- 1936–1937

= Carden Aero Engines =

Carden Aero Engines Limited was a 1930s British fixed-wing aero-engine manufacturer, based at Heston Aerodrome.

==History==
Sir John Carden established the company in March 1936, while the Flying Flea craze was sweeping Britain. He saw a need for a cheap low-powered propulsion unit for ultralight aircraft. The engine was an adaptation of the well-proven and reliable Ford 10 Model C motor car engine.

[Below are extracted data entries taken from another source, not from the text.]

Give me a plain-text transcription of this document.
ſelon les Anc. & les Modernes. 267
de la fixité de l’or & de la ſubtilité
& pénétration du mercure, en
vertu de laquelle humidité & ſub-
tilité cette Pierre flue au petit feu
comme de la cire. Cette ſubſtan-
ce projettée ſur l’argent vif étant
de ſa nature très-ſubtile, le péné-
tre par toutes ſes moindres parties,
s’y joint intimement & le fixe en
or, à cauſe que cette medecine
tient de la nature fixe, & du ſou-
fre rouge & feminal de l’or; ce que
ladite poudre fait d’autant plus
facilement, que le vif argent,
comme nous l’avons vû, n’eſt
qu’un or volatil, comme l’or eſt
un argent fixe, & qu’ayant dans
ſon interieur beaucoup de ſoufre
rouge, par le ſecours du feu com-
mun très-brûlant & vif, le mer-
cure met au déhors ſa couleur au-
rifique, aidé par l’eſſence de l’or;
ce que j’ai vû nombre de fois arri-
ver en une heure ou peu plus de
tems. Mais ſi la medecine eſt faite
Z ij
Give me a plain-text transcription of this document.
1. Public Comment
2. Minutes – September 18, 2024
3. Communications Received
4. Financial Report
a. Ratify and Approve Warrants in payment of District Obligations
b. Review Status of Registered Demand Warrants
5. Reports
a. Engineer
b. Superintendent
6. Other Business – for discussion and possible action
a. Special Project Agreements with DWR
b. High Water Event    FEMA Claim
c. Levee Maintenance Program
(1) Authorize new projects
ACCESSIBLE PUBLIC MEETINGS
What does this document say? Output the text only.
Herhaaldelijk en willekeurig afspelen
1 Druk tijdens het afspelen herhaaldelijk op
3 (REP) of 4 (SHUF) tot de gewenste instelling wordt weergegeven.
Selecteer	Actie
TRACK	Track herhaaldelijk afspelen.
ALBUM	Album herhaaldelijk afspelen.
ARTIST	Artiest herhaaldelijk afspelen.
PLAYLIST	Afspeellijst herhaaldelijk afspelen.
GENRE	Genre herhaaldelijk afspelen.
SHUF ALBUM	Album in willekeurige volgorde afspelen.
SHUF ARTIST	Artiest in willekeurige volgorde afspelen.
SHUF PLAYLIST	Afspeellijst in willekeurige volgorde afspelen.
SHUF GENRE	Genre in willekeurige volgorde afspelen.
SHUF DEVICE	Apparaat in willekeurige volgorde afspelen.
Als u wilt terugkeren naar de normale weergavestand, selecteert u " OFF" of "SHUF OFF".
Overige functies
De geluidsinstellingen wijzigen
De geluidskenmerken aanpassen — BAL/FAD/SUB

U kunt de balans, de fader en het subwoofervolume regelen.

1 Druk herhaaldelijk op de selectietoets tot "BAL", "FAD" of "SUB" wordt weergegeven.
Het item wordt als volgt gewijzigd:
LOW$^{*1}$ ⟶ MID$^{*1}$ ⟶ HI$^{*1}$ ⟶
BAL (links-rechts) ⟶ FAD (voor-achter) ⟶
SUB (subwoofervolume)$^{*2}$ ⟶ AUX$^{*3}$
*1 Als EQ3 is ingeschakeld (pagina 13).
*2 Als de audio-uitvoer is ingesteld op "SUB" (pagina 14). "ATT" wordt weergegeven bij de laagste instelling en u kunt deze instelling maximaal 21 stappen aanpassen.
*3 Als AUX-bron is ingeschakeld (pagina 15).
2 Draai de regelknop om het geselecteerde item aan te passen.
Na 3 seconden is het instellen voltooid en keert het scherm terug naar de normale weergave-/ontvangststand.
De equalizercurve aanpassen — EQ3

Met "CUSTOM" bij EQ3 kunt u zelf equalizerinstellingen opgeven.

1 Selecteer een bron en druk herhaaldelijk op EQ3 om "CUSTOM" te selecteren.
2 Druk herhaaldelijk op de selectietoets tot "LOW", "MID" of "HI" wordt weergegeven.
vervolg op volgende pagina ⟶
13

Following the death of Sir John in an air accident in December 1935, the company was taken over by Carden-Baynes Aircraft Ltd, and later sold to Chilton Aircraft Ltd, Chilton Foliat, near Hungerford, Berkshire.

==Engines==
- Carden-Baynes Auxiliary
The Carden-Baynes Auxiliary engine, as used on the Scud III Auxiliary sailplane, was a 2.5 hp Villiers air-cooled two-stroke, capacity 350 cc.
- Carden-Ford 31 hp 4-cyl
A much modified Ford 10 car engine.
- Carden-Ford S.P.1
Further development of the 31 hp engine, with a centric supercharger, 1.1:1 gear ratio, splined propeller shaft extension and horizontal mounting for flush wing mounting. Used exclusively on the Carden-Baynes Bee.

===Aircraft using Carden engines===
Aircraft that have used the Carden-Ford 31 hp engine are: Broughton-Blayney Brawney, B.A.C. Drone, Kronfeld Monoplane, Mignet HM.14 (Flying Flea), Perman Parasol, Taylor Watkinson Dingbat, and Chilton D.W.1 Monoplane.